When there is separation in logistic regression, the maximum likelihood estimate of the coefficients diverges to infinity. Gelman et al. (2008) illustrate with an example of a poll from the 1964 U.S. presidential election campaign, in which none of the black respondents in the sample supported the Republican candidate, Barry Goldwater. As a result, when presidential preference was modeled using a logistic regression including several demographic predictors, the maximum likelihood for the coefficient of “black” was $-\infty$. The posterior distribution for this coefficient, assuming the usual default uniform prior density, had all its mass at $-\infty$ as well. In our paper, we recommended a posterior mode (equivalently, penalized likelihood) solution based on a weakly informative Cauchy (0, 2.5) prior distribution that pulls the coefficient toward zero. Other, similar, approaches to regularization have appeared over the years. We justified our particular solution based on an argument about the reasonableness of the prior distribution and through a cross-validation experiment. In other settings, regularized estimates have been given frequentist justifications based on coverage of posterior intervals (see, for example, the arguments given by Agresti and Coull, 1998, in support of the binomial interval based on the estimate $\hat{p}=\frac{y+2}{n+4}$).

Bootstrap smoothing does not solve problems of separation. If zero black respondents in the sample supported Barry Goldwater, then zero black respondents in any bootstrap sample will support Goldwater as well. Indeed, bootstrapping can exacerbate separation by turning near-separation into complete separation for some samples. For example, consider a survey in which only one or two of the black respondents support the Republican candidate. The resulting logistic regression estimate will be noisy but it will be finite. But, in bootstrapping, some of the resampled data will happen to contain zero black Republicans, hence complete separation, hence infinite parameter estimates. If the bootstrapped estimates are regularized, however, there is no problem.

The message from this example is that, perhaps paradoxically, bootstrap smoothing can be more effective when applied to estimates that have already been smoothed or regularized.

The full paper (actually, the above excerpt is most of it) is here. It’s a discussion of a recent paper by Brad Efron, Estimation and accuracy after model selection.

P.S. Yes, the first quoted paragraph above applies to other statistical principles, including Bayesian inference.

1. Dean Eckles says:

I’m not sure what the implications of “If the bootstrapped estimates are regularized, however, there is no problem.” are supposed to be.
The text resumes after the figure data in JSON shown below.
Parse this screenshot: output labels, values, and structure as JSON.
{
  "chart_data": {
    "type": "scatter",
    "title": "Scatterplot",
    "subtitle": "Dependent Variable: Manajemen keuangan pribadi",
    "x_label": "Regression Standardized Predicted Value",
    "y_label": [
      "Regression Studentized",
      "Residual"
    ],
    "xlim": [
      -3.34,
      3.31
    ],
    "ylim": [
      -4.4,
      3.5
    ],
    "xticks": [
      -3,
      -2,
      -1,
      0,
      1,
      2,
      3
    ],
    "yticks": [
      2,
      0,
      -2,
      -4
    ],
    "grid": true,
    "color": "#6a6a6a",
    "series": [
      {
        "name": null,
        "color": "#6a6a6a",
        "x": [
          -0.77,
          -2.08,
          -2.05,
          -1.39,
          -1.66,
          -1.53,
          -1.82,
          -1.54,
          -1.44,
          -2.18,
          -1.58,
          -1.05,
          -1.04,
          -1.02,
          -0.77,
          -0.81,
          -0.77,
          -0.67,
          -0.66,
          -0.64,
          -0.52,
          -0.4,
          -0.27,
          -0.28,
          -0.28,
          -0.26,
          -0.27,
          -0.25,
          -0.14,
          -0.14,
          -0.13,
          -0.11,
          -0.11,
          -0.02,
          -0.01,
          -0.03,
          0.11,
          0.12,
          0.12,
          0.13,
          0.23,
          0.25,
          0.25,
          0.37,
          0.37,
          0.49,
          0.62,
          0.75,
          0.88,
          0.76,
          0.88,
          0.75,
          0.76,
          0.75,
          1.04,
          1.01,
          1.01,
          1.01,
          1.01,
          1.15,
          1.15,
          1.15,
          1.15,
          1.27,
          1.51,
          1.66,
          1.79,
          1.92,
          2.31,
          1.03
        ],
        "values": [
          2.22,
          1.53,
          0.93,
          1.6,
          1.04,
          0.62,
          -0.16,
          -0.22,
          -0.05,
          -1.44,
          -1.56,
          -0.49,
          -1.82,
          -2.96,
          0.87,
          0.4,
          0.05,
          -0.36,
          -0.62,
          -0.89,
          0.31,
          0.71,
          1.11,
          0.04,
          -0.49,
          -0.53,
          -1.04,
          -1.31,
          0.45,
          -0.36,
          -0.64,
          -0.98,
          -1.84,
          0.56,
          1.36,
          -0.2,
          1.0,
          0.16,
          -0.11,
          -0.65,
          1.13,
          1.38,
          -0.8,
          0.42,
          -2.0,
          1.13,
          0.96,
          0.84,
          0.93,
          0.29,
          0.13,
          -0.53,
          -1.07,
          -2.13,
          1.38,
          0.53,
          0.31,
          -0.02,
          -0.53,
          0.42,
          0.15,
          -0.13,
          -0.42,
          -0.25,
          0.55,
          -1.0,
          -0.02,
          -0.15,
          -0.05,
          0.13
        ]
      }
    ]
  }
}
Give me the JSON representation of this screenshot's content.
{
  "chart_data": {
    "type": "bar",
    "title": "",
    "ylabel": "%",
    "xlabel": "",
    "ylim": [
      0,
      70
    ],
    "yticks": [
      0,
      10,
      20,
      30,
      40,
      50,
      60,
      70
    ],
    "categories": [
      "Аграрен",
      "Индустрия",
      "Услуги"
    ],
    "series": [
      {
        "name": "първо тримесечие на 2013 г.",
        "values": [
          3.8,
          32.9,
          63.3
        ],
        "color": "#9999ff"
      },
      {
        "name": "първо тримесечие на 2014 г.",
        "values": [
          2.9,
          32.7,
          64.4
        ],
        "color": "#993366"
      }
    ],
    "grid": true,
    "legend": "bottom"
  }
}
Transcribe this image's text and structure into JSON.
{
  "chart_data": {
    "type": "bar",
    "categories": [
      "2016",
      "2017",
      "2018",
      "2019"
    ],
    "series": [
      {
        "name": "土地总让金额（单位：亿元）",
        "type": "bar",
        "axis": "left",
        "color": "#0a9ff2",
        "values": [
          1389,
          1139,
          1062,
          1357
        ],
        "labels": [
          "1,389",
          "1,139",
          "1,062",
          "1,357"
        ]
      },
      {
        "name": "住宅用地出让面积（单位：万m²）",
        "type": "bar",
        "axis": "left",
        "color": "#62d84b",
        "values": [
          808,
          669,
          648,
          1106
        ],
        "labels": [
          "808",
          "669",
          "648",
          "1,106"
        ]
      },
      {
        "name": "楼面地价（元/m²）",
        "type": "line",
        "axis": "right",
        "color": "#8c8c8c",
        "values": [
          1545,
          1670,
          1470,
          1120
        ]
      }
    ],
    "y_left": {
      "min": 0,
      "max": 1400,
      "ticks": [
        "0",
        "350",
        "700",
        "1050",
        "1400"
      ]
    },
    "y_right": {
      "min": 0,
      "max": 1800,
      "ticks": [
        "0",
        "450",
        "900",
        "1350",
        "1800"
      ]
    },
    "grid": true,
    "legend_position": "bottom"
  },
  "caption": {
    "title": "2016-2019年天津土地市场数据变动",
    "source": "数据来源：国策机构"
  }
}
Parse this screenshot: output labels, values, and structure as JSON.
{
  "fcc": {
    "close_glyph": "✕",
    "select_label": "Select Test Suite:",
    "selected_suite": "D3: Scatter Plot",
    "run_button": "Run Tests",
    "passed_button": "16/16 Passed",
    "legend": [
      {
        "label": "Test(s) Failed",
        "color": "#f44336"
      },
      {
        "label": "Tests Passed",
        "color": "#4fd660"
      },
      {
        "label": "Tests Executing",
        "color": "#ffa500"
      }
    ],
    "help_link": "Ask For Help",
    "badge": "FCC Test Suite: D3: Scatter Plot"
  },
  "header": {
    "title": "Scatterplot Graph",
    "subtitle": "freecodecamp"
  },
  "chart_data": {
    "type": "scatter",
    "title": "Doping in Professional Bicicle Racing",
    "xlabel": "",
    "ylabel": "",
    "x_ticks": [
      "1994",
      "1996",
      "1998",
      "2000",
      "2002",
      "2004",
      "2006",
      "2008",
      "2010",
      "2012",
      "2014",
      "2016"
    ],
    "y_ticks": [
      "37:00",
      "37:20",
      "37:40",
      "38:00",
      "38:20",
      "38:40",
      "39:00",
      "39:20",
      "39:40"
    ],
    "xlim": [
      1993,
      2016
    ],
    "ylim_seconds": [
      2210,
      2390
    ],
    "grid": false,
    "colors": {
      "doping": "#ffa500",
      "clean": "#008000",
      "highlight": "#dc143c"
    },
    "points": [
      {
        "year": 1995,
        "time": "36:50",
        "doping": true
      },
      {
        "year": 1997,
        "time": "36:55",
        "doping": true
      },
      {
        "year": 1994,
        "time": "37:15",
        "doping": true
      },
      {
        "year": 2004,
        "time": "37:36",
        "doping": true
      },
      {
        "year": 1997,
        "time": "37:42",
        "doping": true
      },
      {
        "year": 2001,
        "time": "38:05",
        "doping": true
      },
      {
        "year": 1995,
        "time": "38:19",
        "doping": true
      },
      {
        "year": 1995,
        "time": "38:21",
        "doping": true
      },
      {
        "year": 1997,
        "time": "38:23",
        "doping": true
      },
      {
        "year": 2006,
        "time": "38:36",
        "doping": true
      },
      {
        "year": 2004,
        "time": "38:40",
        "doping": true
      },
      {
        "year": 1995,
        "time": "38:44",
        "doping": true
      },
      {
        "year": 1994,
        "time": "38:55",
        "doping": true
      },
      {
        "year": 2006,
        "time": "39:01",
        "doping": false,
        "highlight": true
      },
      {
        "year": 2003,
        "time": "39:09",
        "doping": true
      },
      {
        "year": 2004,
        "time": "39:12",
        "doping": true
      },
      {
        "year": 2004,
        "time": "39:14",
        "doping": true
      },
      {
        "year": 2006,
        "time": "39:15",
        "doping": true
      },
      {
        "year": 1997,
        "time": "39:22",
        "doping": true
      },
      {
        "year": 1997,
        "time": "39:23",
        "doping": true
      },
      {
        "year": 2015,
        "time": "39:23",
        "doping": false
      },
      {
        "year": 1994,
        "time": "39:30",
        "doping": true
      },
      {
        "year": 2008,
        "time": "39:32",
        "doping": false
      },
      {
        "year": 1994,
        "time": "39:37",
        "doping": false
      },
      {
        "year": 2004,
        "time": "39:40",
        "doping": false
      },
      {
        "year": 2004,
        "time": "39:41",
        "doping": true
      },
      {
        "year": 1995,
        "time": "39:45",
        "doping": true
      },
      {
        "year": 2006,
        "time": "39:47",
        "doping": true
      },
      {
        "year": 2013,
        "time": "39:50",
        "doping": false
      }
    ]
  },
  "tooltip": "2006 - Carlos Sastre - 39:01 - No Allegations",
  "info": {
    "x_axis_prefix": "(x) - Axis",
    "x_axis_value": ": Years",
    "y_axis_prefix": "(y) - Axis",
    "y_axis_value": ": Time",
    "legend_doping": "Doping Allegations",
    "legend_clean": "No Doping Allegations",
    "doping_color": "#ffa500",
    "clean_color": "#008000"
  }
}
The bootstrap distribution of point estimates from a penalized regression need not be a good approximation to a posterior or to the true sampling distribution of the estimator. Coefficients in the lasso (L1 penalized regression) are a standard example.

• Dean Eckles says:

Now maybe it still makes bagging work better… Having looked at the full comment, I see that is your main topic.

2. Anonymous says:

Some packages detect separation, others don’t and nonetheless produce seemingly sensible coefficients (i.e., not plus or minus infty) despite the fact that the MLE does not exist. So you can’t trust your software to warn you about this situation. See the entertaining article by Stokes, “On the Advantage of Using Two or more Software Systems to Solve the Same Problem” in Journal of Economic and Social Measurement 2004.

3. Chris G says:

I currently have a problem where I’m applying logistic regression – with limited success. The situation is a little sketchy. There only a few dozen samples in each class and the data quality is questionable. I’ve been wondering if there’s merit in applying bootstrap to deal with the small sample size. It seemed like a reasonable idea but I suspect the bigger issue is that I’m in the GIGO regime – or darn close to it. In principle there are lots of potentially useful tools available to deal with the classification problem – I’m on my way to memorizing Duda,Hart, and Stork – but in practice I suspect I’m data quality limited.

4. Anonymous says:

There’s a general problem that bootstrap and cross validation are so easy implement and use that there’s many many more people using these methods than those that understand the underlying assumptions and their failure modes.